Restorasyon ve konservasyon uygulamalarında kullanılan geleneksel ve modern yöntemlerin etkinliği ve avantajları hakkında konuşurken, ilk önce bu iki terim arasındaki farklara dikkat etmek önemlidir. Restorasyon genellikle tarihi eserlerin orijinal durumlarına dönüştürülmesini ifade ederken, konservasyon, eserlerin mevcut durumlarını koruma pratiğini tanımlar. Her iki uygulamada kullanılan geleneksel ve modern yöntemler, genellikle eserin tipine ve onarımın kompleksliğine bağlı olarak belirlenir.

Geleneksel restorasyon ve konservasyon yöntemleri genellikle eserin orijinal malzemelerine ve yapısına saygılı bir yaklaşım gerektirir. Bu, genellikle eski tekniklerin ve malzemelerin kullanılmasını ve eserin tarihi doğruluğunun korunmasını içerir. Bu yöntemler, genellikle eserin orijinal durumuna daha yakın bir görünüm sağlayabilir ve aynı zamanda tarih ve kültür mirası konusunda geniş bilgi ve deneyime sahip olan uzmanlar tarafından uygulanır.
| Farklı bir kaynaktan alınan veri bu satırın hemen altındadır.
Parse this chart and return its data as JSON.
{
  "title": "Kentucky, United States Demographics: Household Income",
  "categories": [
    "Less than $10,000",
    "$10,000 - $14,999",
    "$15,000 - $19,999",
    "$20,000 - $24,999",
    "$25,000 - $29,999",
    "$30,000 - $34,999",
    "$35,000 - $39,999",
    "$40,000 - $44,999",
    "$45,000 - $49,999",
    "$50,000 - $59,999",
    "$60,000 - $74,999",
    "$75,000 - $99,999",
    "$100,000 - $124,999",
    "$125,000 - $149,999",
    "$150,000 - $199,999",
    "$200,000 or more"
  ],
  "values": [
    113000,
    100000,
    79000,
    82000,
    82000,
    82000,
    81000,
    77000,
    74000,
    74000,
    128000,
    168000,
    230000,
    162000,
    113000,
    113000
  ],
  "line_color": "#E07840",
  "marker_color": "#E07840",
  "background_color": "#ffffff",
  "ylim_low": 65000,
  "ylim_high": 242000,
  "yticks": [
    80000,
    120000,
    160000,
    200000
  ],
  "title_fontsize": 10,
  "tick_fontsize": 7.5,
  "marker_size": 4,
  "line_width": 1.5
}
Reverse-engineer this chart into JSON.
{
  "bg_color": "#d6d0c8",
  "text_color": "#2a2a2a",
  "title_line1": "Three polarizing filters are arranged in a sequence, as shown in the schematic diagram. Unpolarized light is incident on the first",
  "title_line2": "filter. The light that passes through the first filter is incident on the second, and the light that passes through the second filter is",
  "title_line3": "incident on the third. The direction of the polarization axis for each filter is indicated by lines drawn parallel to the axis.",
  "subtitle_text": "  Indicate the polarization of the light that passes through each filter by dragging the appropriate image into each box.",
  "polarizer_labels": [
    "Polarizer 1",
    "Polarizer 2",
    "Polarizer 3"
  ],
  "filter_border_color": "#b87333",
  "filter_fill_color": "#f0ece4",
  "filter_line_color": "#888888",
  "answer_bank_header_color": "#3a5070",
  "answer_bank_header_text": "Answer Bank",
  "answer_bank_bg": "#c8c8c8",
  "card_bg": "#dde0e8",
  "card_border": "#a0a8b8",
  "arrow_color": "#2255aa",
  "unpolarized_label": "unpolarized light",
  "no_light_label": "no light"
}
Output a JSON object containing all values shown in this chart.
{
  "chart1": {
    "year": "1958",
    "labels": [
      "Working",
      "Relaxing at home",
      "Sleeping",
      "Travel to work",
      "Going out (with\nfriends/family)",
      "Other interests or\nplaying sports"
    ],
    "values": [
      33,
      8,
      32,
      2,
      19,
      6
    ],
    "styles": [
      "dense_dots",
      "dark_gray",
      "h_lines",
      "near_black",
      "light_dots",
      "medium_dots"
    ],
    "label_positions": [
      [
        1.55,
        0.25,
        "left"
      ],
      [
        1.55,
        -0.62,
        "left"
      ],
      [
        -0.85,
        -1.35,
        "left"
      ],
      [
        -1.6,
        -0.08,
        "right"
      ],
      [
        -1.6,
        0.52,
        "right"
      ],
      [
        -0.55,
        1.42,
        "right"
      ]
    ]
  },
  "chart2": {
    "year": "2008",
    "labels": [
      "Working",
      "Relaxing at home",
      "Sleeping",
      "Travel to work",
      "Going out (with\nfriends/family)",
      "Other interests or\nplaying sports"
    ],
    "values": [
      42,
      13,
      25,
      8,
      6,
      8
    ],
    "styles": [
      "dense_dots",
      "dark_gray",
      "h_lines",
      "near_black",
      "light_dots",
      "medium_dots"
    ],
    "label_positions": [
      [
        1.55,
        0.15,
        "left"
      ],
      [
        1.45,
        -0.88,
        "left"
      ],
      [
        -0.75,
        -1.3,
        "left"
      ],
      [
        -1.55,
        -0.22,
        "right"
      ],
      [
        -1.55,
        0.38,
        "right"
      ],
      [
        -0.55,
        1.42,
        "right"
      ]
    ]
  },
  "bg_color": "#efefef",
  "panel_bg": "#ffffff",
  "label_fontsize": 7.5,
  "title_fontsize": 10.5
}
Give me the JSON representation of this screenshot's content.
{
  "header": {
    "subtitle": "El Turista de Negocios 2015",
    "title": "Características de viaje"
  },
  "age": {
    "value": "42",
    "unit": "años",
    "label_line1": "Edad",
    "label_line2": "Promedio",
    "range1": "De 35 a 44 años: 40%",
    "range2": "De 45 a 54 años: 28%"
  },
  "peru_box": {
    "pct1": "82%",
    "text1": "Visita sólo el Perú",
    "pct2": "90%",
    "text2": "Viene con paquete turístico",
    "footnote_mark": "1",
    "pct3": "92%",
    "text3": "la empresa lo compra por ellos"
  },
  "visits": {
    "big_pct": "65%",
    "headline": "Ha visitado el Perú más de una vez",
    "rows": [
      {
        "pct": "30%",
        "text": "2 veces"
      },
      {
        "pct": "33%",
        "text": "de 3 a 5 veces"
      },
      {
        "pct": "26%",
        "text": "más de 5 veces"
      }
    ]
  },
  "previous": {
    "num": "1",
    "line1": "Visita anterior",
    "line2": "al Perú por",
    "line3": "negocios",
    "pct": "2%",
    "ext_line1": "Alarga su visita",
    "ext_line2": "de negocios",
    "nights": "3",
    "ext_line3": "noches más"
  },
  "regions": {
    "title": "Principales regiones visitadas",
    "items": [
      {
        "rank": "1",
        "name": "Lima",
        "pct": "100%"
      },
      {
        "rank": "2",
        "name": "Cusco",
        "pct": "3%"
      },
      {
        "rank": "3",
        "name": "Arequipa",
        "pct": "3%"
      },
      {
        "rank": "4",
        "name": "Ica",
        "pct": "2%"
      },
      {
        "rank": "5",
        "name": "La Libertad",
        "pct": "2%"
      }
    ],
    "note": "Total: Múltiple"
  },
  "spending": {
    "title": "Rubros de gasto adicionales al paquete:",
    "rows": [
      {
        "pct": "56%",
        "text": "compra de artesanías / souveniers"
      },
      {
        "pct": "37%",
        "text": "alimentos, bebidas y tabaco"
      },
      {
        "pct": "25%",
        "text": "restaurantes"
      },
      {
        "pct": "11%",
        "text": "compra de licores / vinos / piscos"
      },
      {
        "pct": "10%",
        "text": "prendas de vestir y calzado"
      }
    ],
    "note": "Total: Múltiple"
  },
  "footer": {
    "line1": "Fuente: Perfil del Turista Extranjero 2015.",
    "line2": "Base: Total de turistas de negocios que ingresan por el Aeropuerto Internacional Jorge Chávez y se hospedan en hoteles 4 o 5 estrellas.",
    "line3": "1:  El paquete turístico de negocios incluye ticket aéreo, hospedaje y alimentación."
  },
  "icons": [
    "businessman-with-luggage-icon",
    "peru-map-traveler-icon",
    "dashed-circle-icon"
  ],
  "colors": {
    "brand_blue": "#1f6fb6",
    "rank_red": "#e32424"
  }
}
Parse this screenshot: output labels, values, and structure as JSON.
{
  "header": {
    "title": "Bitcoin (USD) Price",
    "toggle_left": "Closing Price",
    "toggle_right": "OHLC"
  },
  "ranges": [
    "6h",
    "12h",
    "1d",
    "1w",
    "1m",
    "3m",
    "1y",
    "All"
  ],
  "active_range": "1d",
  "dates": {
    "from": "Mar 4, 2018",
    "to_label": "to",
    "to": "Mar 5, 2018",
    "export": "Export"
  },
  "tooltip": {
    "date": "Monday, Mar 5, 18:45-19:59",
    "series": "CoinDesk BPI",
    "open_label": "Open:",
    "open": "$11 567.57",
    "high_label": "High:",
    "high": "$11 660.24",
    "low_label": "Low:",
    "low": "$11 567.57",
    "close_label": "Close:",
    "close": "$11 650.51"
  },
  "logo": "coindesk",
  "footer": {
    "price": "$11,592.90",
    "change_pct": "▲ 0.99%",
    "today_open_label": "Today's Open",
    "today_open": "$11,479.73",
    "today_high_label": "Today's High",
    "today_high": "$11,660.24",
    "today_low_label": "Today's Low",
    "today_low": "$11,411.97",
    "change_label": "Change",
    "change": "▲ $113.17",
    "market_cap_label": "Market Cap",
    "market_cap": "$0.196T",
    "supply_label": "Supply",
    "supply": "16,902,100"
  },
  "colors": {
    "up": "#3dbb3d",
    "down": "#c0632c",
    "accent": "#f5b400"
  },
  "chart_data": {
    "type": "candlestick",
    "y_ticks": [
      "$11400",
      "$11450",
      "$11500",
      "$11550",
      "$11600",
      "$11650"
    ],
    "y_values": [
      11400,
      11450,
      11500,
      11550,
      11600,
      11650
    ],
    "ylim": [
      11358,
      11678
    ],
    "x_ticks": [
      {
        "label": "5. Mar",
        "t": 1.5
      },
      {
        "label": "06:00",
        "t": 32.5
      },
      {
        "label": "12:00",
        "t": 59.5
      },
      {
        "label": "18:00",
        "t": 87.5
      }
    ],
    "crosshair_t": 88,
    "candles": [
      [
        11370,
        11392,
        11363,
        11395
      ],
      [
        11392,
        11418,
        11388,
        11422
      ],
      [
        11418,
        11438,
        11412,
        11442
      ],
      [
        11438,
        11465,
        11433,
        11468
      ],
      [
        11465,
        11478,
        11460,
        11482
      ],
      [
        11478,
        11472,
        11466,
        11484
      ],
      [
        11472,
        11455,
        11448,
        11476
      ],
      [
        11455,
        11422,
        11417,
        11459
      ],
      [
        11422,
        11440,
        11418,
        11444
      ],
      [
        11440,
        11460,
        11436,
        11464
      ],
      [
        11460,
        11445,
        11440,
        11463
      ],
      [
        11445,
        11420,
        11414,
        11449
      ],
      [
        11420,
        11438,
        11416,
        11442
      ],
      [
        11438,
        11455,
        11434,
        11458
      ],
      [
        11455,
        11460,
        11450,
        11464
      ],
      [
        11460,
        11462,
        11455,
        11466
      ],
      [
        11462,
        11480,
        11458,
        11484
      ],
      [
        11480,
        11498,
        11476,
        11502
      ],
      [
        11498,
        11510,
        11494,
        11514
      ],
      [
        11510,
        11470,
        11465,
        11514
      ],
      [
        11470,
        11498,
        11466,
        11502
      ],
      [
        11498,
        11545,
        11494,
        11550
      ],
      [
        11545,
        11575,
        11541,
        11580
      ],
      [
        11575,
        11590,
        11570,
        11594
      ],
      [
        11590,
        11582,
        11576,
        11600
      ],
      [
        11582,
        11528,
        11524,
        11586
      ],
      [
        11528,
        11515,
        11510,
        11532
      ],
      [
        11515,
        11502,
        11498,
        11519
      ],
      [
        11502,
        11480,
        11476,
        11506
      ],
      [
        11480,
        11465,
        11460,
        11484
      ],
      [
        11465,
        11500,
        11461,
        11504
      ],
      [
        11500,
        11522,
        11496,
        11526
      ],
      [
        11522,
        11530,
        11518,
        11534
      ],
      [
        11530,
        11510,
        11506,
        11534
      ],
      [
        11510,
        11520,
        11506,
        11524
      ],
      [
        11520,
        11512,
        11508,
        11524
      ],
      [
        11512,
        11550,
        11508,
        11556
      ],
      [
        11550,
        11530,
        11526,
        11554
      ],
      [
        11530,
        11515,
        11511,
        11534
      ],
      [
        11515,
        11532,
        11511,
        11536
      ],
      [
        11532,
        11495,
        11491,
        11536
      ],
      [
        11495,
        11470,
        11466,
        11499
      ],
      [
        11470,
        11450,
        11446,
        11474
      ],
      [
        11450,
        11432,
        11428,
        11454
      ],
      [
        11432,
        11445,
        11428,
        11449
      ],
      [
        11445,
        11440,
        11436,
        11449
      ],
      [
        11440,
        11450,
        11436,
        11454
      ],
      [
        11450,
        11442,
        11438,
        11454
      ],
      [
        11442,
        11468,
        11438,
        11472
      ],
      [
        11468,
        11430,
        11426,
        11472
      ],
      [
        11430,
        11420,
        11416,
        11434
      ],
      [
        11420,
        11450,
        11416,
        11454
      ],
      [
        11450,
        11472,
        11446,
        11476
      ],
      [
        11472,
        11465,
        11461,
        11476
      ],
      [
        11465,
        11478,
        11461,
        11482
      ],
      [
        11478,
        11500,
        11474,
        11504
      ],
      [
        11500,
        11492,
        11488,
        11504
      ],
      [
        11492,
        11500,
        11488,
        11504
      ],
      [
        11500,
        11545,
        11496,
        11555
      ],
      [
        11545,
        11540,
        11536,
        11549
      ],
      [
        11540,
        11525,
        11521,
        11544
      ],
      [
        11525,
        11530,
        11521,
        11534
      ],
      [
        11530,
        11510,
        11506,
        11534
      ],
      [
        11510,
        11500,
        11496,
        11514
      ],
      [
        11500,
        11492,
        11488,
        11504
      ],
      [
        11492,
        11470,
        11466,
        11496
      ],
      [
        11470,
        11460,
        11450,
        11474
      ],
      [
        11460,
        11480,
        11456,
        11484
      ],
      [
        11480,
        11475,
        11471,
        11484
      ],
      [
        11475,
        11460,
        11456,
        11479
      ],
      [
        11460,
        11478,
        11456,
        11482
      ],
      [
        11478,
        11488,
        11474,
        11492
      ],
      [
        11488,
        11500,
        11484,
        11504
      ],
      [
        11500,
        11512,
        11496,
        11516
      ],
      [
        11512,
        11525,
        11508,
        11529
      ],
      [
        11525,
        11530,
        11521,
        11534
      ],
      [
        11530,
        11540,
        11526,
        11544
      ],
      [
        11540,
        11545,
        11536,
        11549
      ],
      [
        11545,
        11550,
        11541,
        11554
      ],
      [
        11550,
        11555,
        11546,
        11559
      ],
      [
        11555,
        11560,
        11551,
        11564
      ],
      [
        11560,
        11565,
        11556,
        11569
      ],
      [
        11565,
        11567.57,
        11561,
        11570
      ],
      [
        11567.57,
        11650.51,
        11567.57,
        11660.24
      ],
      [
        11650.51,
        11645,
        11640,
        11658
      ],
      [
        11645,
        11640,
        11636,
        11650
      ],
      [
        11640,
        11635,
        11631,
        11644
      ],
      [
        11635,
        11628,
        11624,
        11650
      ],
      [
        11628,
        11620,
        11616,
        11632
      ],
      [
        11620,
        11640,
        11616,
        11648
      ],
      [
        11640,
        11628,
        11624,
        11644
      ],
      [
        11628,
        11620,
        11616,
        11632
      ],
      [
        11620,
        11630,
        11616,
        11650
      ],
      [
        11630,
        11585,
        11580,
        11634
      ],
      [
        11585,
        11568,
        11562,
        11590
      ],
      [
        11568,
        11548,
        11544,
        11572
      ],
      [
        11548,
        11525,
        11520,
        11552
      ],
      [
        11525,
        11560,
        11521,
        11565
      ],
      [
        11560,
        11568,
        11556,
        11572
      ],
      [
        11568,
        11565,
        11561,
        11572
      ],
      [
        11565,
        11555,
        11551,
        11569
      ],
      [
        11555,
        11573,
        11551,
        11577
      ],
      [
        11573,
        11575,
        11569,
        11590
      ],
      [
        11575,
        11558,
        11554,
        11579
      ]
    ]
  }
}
Buna karşılık, modern restorasyon ve konservasyon yöntemleri, özellikle de ileri teknoloji ile birleştiğinde, genellikle daha çabuk ve daha etkili sonuçlar verir. Bu yöntemler genellikle dijital görüntüleme, 3D yazdırma ve lazer tarama gibi teknolojileri kullanır ve genellikle daha az belirgin onarım izleri ve daha uzun süreli koruma sağlar.

Mevcut durumu koruma veya eserin durumunu geliştirme konusundaki bakış açısı, restorasyon ve konservasyon uygulamalarının kullanımında belirleyici olabilir. Ancak, bu iki disiplini birbiriyle bütünleştiren bir yaklaşım genellikle en etkilidir. Hem geleneksel hem de modern yöntemlerin bir araya getirilmesi, eserleri gelecek nesillere aktarma konusunda genellikle en iyi sonucu verir. Bu tür bir yaklaşımın uygulanması için, restorasyon ve konservasyon alanındaki uzmanlara duyulan ihtiyaç daha da artmaktadır. Özellikle ülkemizin tarihi ve kültürel zenginliği düşünüldüğünde, bu alanda daha fazla uzmana ve daha fazla akademik programlara ihtiyaç vardır.